Obviously, the benefits of joining a startup are that it will become huge and your stock option equity in the company will allow you to support your family for the next hundred years. However, there are also extreme risks. The way startups are designed are to ensure the investors and executives get their payouts first as seen in the New York Times article, “investors and executives generally get protections in a start-up that employees do not. Many investors have preferred stock, a class of shares that can come with a guaranteed payout. Executives frequently get special bonuses so they will not leave during deal talks.” If a private company that plans to go public gets bought by another firm or a by private equity often the employees do not get to exercise the true value of their stock options and lose out on a lot of money. In startups there is also a high risk of failure and end up with no money at all. My summer after freshman year I worked at a small tech start up in Bellevue, Washington that had some really unique ideas that I was glad to be a part of on the marketing side. Seeing the stressful culture and day to day chaos of the company really turned me away from that lifestyle.
In finance, the tried and true advice I have heard from all of my mentors is to always try and go to a big company first like Morgan Stanley or Goldman Saches.

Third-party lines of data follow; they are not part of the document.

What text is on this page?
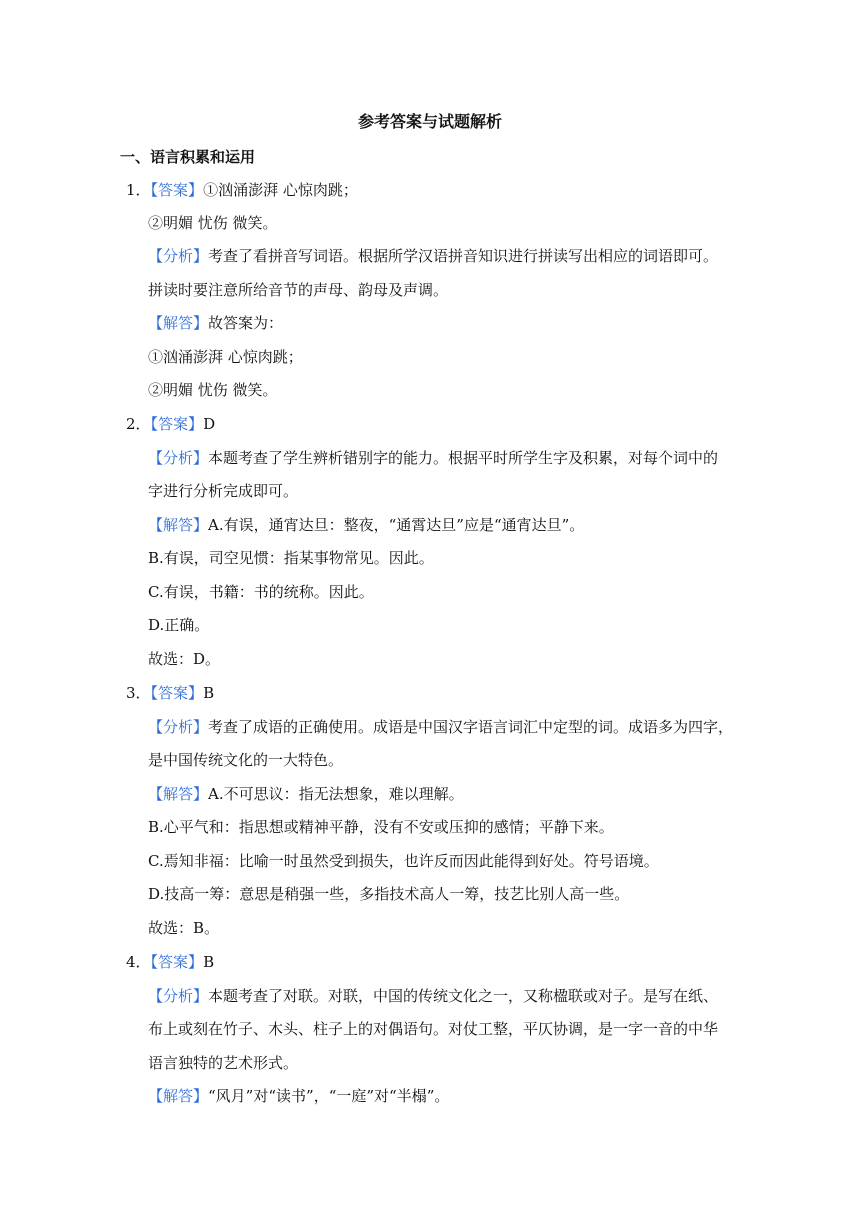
参考答案与试题解析
一、语言积累和运用
1．【答案】①汹涌澎湃 心惊肉跳；
②明媚 忧伤 微笑。
【分析】考查了看拼音写词语。根据所学汉语拼音知识进行拼读写出相应的词语即可。
拼读时要注意所给音节的声母、韵母及声调。
【解答】故答案为：
①汹涌澎湃 心惊肉跳；
②明媚 忧伤 微笑。
2．【答案】D
【分析】本题考查了学生辨析错别字的能力。根据平时所学生字及积累，对每个词中的
字进行分析完成即可。
【解答】A.有误，通宵达旦：整夜，“通霄达旦”应是“通宵达旦”。
B.有误，司空见惯：指某事物常见。因此。
C.有误，书籍：书的统称。因此。
D.正确。
故选：D。
3．【答案】B
【分析】考查了成语的正确使用。成语是中国汉字语言词汇中定型的词。成语多为四字，
是中国传统文化的一大特色。
【解答】A.不可思议：指无法想象，难以理解。
B.心平气和：指思想或精神平静，没有不安或压抑的感情；平静下来。
C.焉知非福：比喻一时虽然受到损失，也许反而因此能得到好处。符号语境。
D.技高一筹：意思是稍强一些，多指技术高人一筹，技艺比别人高一些。
故选：B。
4．【答案】B
【分析】本题考查了对联。对联，中国的传统文化之一，又称楹联或对子。是写在纸、
布上或刻在竹子、木头、柱子上的对偶语句。对仗工整，平仄协调，是一字一音的中华
语言独特的艺术形式。
【解答】“风月”对“读书”，“一庭”对“半榻”。
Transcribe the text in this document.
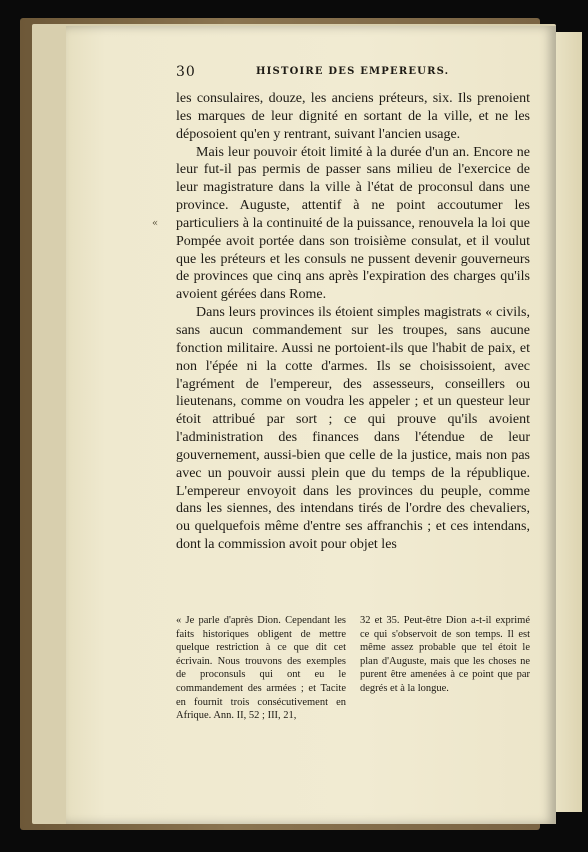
«
30	HISTOIRE DES EMPEREURS.

les consulaires, douze, les anciens préteurs, six. Ils prenoient les marques de leur dignité en sortant de la ville, et ne les déposoient qu'en y rentrant, suivant l'ancien usage.

Mais leur pouvoir étoit limité à la durée d'un an. Encore ne leur fut-il pas permis de passer sans milieu de l'exercice de leur magistrature dans la ville à l'état de proconsul dans une province. Auguste, attentif à ne point accoutumer les particuliers à la continuité de la puissance, renouvela la loi que Pompée avoit portée dans son troisième consulat, et il voulut que les préteurs et les consuls ne pussent devenir gouverneurs de provinces que cinq ans après l'expiration des charges qu'ils avoient gérées dans Rome.

Dans leurs provinces ils étoient simples magistrats « civils, sans aucun commandement sur les troupes, sans aucune fonction militaire. Aussi ne portoient-ils que l'habit de paix, et non l'épée ni la cotte d'armes. Ils se choisissoient, avec l'agrément de l'empereur, des assesseurs, conseillers ou lieutenans, comme on voudra les appeler ; et un questeur leur étoit attribué par sort ; ce qui prouve qu'ils avoient l'administration des finances dans l'étendue de leur gouvernement, aussi-bien que celle de la justice, mais non pas avec un pouvoir aussi plein que du temps de la république. L'empereur envoyoit dans les provinces du peuple, comme dans les siennes, des intendans tirés de l'ordre des chevaliers, ou quelquefois même d'entre ses affranchis ; et ces intendans, dont la commission avoit pour objet les

« Je parle d'après Dion. Cependant les faits historiques obligent de mettre quelque restriction à ce que dit cet écrivain. Nous trouvons des exemples de proconsuls qui ont eu le commandement des armées ; et Tacite en fournit trois consécutivement en Afrique. Ann. II, 52 ; III, 21,
32 et 35. Peut-être Dion a-t-il exprimé ce qui s'observoit de son temps. Il est même assez probable que tel étoit le plan d'Auguste, mais que les choses ne purent être amenées à ce point que par degrés et à la longue.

They ingrained in me that those large companies have the resources in place to train and develop your skills to make you a person in the finance industry (competence-wise not necessarily better people). After spending time getting training and using the large company’s extensive resources move down to startup scale or private equity careers. This general career plan is effective because the PE firms and startups require more specialized individuals that are developed at large companies.
Joining a startup or small finance firm was definitely a part of my career decision. I knew if I wanted to become the best and most productive individual I could be in the finance industry I would need the resources of a big company. While I am not a CS major I feel the same ideology should hold true for them. By working at big company you develop programming skills and gain credibility for when you eventually go to your startup you will have experience to back up your pitch to investors.